Started by June 28, 2001 11:33 PM
10 comments, last by Ratman 23 years, 7 months ago
quote:
Original post by Stoffel
We''ve had the unfortunate experience once or twice of using container that automatically grow without bounds and release memory once they''re destroyed. The problem is, if they''re really growing without bounds, you can overflow your memory and kill your system resources, even if you deallocate the memory at the end of the program --this does not show up in bounds checker or any "leak detection" utility.



Actually I believe you can do that with Midnight''s code (or by writing your own memory manager). It doesn''t just detect memory leaks, but also array bounds being overwritten, memory consumtion, etc, etc. Since all memory allocation must go through that code, you can generate stats on just about anything, including printing out the most memory consumed at any point the in program with which allocations consumed the most memory and the exact line of code that allocation took place. You may have to write a few new functions to do this, but it''s not hard.

Although I will conceed that Performance Monitor is a great tool. It allows you to quickly and easily see if certain memory problems exist, among other things, then you can use your own tools to track the problem down.


- Houdini

- Houdini
One approach that''s worked well for me is to use an abstract allocator interface for all memory allocation, i.e. something with unimplemented methods for malloc, realloc, free, and so forth. The default implementation for this does nothing but punt down to the actual malloc/free/etc, but you can set it up to use other allocators for more extensive integrity checks, or other operations including leak tracking.

Some other leak-tracking methods are able to report the location of an allocation, but when you''re inside a small frequently-used function then it''s difficult to track down the real cause of the leak based on this information alone.

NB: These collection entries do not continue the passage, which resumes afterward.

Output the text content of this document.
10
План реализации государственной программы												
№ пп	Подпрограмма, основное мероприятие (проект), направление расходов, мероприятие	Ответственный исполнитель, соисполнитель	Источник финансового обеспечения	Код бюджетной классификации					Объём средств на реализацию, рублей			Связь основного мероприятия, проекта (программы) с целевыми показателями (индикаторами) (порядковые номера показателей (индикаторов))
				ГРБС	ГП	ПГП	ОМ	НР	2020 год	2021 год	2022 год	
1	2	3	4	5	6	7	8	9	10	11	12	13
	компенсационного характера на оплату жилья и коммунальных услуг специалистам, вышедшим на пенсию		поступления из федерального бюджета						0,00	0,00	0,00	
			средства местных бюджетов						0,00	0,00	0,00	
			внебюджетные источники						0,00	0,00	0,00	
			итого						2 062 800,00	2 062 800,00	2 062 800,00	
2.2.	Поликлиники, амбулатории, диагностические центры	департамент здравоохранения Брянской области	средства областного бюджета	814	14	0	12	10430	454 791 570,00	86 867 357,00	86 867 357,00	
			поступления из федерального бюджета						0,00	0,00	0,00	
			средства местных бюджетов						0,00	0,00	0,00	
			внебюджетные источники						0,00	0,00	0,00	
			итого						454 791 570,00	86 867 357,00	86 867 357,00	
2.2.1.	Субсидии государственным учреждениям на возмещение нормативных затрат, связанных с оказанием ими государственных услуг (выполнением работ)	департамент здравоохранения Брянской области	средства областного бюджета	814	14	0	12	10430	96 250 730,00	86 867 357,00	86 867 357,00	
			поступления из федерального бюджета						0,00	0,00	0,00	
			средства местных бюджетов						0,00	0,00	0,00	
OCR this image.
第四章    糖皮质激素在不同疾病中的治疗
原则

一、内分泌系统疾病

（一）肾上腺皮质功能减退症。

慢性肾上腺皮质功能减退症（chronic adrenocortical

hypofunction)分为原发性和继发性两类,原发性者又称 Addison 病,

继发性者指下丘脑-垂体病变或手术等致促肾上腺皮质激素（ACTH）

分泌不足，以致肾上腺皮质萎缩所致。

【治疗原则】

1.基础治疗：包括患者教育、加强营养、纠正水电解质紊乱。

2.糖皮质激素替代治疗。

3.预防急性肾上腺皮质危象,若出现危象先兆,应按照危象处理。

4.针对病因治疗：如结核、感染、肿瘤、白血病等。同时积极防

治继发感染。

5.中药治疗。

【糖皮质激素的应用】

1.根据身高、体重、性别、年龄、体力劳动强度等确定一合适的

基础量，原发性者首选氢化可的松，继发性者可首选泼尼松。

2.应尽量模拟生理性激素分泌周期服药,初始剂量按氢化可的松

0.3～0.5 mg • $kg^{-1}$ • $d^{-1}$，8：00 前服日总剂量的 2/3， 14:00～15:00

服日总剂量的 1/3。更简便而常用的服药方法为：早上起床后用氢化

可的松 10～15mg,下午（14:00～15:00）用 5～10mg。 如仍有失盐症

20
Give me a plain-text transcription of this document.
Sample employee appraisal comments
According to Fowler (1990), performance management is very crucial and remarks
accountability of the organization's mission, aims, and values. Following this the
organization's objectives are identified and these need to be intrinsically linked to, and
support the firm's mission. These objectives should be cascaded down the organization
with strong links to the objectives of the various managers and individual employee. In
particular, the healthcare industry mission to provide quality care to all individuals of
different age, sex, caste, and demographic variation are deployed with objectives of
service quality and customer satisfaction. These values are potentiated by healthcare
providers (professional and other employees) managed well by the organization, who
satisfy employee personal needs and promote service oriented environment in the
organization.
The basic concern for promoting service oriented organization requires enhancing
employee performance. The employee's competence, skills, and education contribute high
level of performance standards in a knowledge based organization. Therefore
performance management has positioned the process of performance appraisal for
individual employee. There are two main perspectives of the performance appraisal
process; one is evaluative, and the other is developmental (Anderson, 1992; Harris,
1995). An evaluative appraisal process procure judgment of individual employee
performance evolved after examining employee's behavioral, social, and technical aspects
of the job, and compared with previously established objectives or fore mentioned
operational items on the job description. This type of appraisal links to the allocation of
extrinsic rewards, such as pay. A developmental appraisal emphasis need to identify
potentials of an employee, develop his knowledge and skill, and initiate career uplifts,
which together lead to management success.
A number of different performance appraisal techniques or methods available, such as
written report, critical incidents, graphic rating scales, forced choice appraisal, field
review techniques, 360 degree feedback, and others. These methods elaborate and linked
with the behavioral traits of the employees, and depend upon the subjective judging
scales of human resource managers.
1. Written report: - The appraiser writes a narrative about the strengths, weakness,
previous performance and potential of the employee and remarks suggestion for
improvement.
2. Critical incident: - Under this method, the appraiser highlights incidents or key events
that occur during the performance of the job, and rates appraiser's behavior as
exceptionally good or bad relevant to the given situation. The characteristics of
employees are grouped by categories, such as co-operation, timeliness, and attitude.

A more descriptive call stack would provide this information, though, and Win32''s dbghelp functions like StackWalk, SymGetSymFromAddr, etc. are very useful for this. For my leak-tracking allocator, i do a stack walk for the most recent 8 calls on the stack, and store the addresses with the allocated memory block. Sure it''s an extra 32 bytes consumed per allocation, but it''s only necessary when you''re trying to track down leaks. The allocator also keeps track of all the allocated blocks in a doubly linked list (another 8 bytes per allocation, so it''s 40 bytes total). As blocks are allocated/freed, the linked list is modified accordingly. Finally, when I exit the application, the allocator dumps out all remaining blocks in the list, along with the call stack at the time of the allocation. Makes tracking down leaks *very* easy. I''ve seen this same idea mentioned recently in some postmortem in Game Developer magazine, and apparently it worked well for them too.

If you want to know more about StackWalk and the dbghelp library, take a look a Robbins'' excellent book "Debugging Applications". You can use this kind of functionality not only for tracking leaks, but also for assertions (as the author does), and even fatal exceptions, which is *very* handy for debugging. Just make sure if you''re using C++ and try/catch blocks that you grab the call stack before C++''s exception handling mechanism takes over... see the little-documented MSVC++ function _set_se_translator for a hint on doing this).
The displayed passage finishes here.